30.6.2024

Synodalproposition

Seit 20 Jahren ist Astrid Weinert-Wurster Pfarrerin für Menschen mit Behinderung. In ihrer Synodalproposition hat sie nun von ihren Erfahrungen gesprochen.

Zeichnungen, Videos und viele Erlebnisse aus der Praxis: Was Astrid Weinert-Wurster am Samstag in der Kirche Chamues-ch präsentierte, berührte. "Ich erlebe meinen Dienst als grosse Bereicherung", sagte sie und sprach über Erlebtes: viel Spontaneität, Unverkrampftheit, Ehrlichkeit und Hilfsbereitschaft. Einer von fünf Menschen in der Schweiz sei von Behinderung betroffen, 47 Prozent der über 85-Jährigen. Neun von zehn Schwangerschaften würden bei der Diagnose eines Down-Syndroms abgebrochen und Frauen mit einer Behinderung erlebten nicht selten sexualisierte Gewalt und müssten sich gegen eine doppelte Diskriminierung wehren.

Belastende Vergangenheit. Weinert zeigte auf, wie sehr sich die Begrifflichkeit und die gesellschaftlichen Deutungsmuster verändert haben. Beispielsweise sei vor dem 18. Jahrhundert gar nicht zwischen geistiger Behinderung und psychischer Krankheit unterschieden worden.

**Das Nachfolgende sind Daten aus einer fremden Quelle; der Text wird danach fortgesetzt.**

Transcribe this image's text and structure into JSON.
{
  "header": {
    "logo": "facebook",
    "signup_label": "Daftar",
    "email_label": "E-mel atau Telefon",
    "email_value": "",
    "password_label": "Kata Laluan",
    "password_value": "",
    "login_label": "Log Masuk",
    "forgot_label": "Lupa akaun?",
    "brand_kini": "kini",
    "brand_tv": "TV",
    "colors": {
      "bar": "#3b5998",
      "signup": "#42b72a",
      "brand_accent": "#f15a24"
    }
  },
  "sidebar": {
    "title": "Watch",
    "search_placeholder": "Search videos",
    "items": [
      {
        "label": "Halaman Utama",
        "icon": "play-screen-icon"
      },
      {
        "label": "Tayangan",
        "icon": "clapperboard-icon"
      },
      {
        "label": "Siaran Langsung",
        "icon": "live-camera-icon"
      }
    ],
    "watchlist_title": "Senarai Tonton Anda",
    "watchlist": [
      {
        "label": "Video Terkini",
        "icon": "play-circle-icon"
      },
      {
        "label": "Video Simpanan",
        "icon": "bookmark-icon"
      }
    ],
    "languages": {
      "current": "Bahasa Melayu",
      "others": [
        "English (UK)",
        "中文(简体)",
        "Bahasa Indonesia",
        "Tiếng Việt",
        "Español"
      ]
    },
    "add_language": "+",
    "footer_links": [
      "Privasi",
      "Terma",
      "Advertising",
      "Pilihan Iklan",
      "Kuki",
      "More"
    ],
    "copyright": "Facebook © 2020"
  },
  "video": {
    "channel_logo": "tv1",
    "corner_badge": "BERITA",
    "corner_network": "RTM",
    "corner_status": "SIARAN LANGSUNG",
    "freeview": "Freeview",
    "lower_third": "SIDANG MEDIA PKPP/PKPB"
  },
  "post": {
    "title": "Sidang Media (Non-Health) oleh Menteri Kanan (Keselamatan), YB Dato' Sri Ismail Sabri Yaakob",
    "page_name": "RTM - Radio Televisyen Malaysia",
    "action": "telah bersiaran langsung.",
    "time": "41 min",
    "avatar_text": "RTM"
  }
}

Sie wies auf das Leid hin, das ab den 1920er-Jahren die Theorie der "Rassenhygiene" verursachte - mit traurigem Höhepunkt im Dritten Reich, als mehr als 200'000 Menschen mit geistiger Behinderung in Gaskammern, durch Injektionen oder durch Hungertod getötet wurden. In der Schweiz hätten bis ins 20. Jahrhundert Zwangssterilisationen von Mädchen und Frauen mit Behinderung stattgefunden. Abwehrformen aus solcher Vergangenheit seien noch heute nicht vollständig überwunden, so die Pfarrerin.

"Behinderung ist keine Krankheit", das hält Astrid Weinert-Wurster in ihrer Proposition immer wieder fest. Früher habe in Zusammenhang mit Behinderung oft das Defizit im Fokus gestanden, doch das habe sich glücklicherweise geändert. "Ja, Menschen mit einer geistigen Behinderung leben mit ihrer Behinderung, aber sie leiden nicht zwingend daran." Wenn Astrid Weinert-Wurster Religionsunterricht erteilt, Konfirmationen durchführt, Gottesdienste feiert oder Abschiede gestaltet, dann achtet sie darauf, dass sie in einfacher Sprache und ganzheitlich kommuniziert - mit Unterstützung von Gebärdensprache zum Beispiel. Sie lässt Kinder und Jugendliche einen Bibeltext selber erklären, wobei nicht selten sehr eigenwillige und originelle Sichtweisen entstehen. 

Erfahrungen mit allen Sinnen sind wichtig. Bei Gottesdiensten beispielsweise das Läuten der Glocken, das Orgelspiel, das Essen von Brot und das Trinken von Traubensaft beim Abendmahl. "Das Wort muss erfahrbar sein", sagte die Pfarrerin. Auch ein Rollenspiel könne helfen. Inspirationen für ihr Tun holt sich Astrid Weinert-Wurster beim Lesen  der Theologin Nancy L. Eiesland oder des Theologen Ulrich Bach – zwei Menschen, die selber im Rollstuhl lebten und ihr Erleben theologisch reflektierten. Bach etwa wurde nicht müde zu betonen, dass die ganze Schöpfung eine gute Schöpfung sei und dass die Würde und Gottesebenbildlichkeit allen Menschen gleich zukomme. Nein, Stärke sei nicht gottähnlich und Schwäche kein Makel. Jesu Botschaft gelte allen, ganz besonders den Armen, Marginalisierten, den Kranken und den Behinderten, sagte Weinert.

Der Einbezug von Menschen mit einer Behinderung könne auch das Leben von Kirchgemeinden bereichern. Voraussetzung sei jedoch, dass sich Gemeinden auf diese Erfahrung einlassen und solche Menschen als gleichwertige Partner behandelten. "Menschen mit Behinderung erleben in ihrem Leben den nicht verstehbaren Gott und die Brüchigkeit des Lebens in besonderem Masse". Das gelte es erst zu nehmen. Zum Schluss leitete sie die Synodalen zum Beten des "Unser Vaters" mit Gebärden an und riet, im Kontakt mit Menschen mit einer Behinderung eine einfache Sprache zu verwenden, nicht zu schnell zu sprechen und vor allem die Freude nicht zu vergessen.